Microsoft as a company has always had a lot more money than Sony. Why haven't they used it yet to take most of the market share from Sony?
Because MS cared jack crap about the Xbox division prior, particularly with OG Xbox and especially with XBO.
They managed to put more weight with their money behind the division in the 360 era and that worked out well for them. Thankfully seems like they care about the division again with XSX, so they aught to avoid the idiotic problems the XBO did this gen.
Wut?
I think you missing something here the 5.5GB/s is not the speed of the channels but the speed between the SSD and the I/O controller.
The rumors says that MS SSD is using faster NAND than needed between SSD and I/O controller (2.4GB/s).
Said that MS SSD can have 4 or 8 lanes but the number of modules is mostly like 8 x 1Tb.
Okay so what are you trying to say here? If the NAND modules aren't providing 5.5 GB/s in parallel, then the 5.5 GB/s figure would be the controller's max throughput. The interconnect between the controller and SSD would be 3x PCIe 4.0 lanes, for 6 GB/s (not accounting for overhead, which is very minuscule thanks to 128B/130B encoding)
If that's the case this is why I said a while ago that being given bandwidth figures would've been preferable. We know the PS5's flash memory controller has 12 channels. However, we also know the PS5 can support an expansion NVMe drive in the expansion port, simultaneously (not as a replacement for internal). However, I doubt it can run both internal and expansion drives at 5.5 GB/s, so is the channel set-up split as 6 channels to the internal and 6 to the expansion, or is there a mux/demux setup to alternate between the two drives for access?
If you're saying the PS5's NAND per module is slower than XSX's, and XSX is using eight modules, then do you think XSX's 2.4 GB/s speed is the actual speed or the speed & bandwidth figure? Because the controller itself is either spec'd to 4.8 GB/s or they have two controllers (the 2nd for the expansion card), or they have some mux/demux setup for the internal and external though in their case that doesn't sound to be the setup. If you think the 2.4 GB/s is just referring to the speed, then the bandwidth per NAND module on XSX would be lower than the 600 MB/s needed to fulfill 2.4 GB/s being the speed and bandwidth figure. It'd also mean that whatever you think the XSX's NAND modules are at speed-wise, already puts PS5's NAND modules lower than that.
And, that still also has to account for if the 12-channel setup in PS5 is for one drive or two drives, getting split half between them.
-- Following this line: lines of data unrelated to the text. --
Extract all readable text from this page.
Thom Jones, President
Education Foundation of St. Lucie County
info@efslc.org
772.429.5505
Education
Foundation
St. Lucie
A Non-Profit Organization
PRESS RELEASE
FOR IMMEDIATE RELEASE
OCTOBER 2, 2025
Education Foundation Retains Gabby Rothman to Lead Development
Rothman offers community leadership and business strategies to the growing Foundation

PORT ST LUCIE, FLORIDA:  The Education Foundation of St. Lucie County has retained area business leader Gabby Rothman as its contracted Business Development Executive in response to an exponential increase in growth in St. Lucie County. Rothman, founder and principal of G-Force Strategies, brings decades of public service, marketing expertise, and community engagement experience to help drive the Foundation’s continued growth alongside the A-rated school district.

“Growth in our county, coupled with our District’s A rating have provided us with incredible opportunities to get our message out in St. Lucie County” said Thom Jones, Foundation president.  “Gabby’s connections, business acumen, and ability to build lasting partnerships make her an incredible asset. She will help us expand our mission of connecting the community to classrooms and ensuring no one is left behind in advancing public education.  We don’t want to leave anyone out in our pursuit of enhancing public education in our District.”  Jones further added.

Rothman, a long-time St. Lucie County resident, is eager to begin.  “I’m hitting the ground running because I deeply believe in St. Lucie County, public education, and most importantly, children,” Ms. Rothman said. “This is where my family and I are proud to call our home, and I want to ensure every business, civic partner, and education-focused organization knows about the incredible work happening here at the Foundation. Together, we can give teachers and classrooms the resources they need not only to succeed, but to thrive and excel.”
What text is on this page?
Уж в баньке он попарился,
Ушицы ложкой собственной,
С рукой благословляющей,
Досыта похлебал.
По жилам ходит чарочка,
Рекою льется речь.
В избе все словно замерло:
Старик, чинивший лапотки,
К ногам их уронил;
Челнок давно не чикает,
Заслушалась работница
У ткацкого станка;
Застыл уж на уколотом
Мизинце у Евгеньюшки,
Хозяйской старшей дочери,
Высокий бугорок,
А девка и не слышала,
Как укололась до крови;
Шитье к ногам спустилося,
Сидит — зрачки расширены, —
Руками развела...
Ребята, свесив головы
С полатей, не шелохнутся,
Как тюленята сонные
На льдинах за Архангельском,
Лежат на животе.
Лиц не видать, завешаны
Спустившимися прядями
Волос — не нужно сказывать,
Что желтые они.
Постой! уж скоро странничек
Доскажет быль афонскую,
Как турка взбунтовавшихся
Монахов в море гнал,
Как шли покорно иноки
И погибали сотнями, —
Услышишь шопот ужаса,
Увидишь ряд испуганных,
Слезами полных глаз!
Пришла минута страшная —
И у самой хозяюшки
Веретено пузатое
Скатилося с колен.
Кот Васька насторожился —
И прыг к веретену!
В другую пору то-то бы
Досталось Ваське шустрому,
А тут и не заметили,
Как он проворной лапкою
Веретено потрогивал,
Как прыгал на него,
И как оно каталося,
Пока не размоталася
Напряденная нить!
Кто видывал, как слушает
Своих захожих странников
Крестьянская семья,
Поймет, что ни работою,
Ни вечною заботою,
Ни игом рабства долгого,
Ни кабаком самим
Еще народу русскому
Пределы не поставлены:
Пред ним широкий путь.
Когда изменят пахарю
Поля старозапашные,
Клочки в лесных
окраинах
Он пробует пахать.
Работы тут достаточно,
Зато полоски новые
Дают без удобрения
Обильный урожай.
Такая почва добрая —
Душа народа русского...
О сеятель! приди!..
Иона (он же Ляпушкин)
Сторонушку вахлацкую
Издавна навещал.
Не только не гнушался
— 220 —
Which also affects the bandwidth of the NAND, whether if the speed also accounts for the bandwidth or if the two are different figures. Is the 2.4 GB/s spec for XSX's drive the interconnect speed? Because that would need 2x PCIe 4.0 lanes, but that gives up 1.6 GB/s of speed which is massive and would be an unusual design oversight.
See,
this is why it's actually too early to state anything definitive with the SSDs yet. You just opened a can of worms (or to say, intrigued me to open a can of worms) by speculating PS5's SSD's NAND is slower, and XSX is using 8 modules. Which to be fair is your own speculation, but it also raises a ton of questions that can't actually be answered at this time, too. IMO.
My problem with series X, is they seem to have said that all games will be coming to pc for the first 2 years. This year you can likely buy a rtx 3070 with 2080ti like performance for under 500$. If they had exclusives it'd be one thing, but without them...
You are looking at, maybe 5% of all PC gamers who are going to be able to afford those cards, and I'm being generous with that figure. The number of PC gamers rocking god-tier rigs is insanely small. AMD and Nvidia don't make their cards for just PC gamers, either, so that is important to keep in mind when wondering why they iterate on the cards so often.
I took Booty's comment as being effective from Fall/Winter 2019 (the comment itself was made at E3 2019) to Fall/Winter 2021. Or, XSX's first year. Which is actually very typical in terms of cross-gen support going by even the current generation, that includes quite a lot of 3rd parties.
Exclusives don't necessarily mean much if they aren't good. It took PS4 until Bloodborne to really find footing with its exclusives, and I'd say Uncharted 4 kicked things into high gear. When you look back, PS4 didn't have any genuinely good exclusives in 2013, had one good exclusive (Infamous 2nd Son) in 2014, one great exclusive (Bloodborn) in 2015 (and at least one stinking in Order 1886), one great exclusive (Uncharted 4) in 2016, and THEN came the epoch of consistent great exclusives in 2017 and 2018, drying up again in 2019 (with the flawed Days Gone), and looking to top out in 2020 with two big ones (Tsushima and TLOU2).
And yes I'm only counting 1st-party exclusives, but the point stands, the PS4 had mostly okay years and a couple relative dud years for 1st-party exclusives. The big years came starting 4 years after the system came out. So the idea they had fire 1st-party exclusives right out of the gate, is false.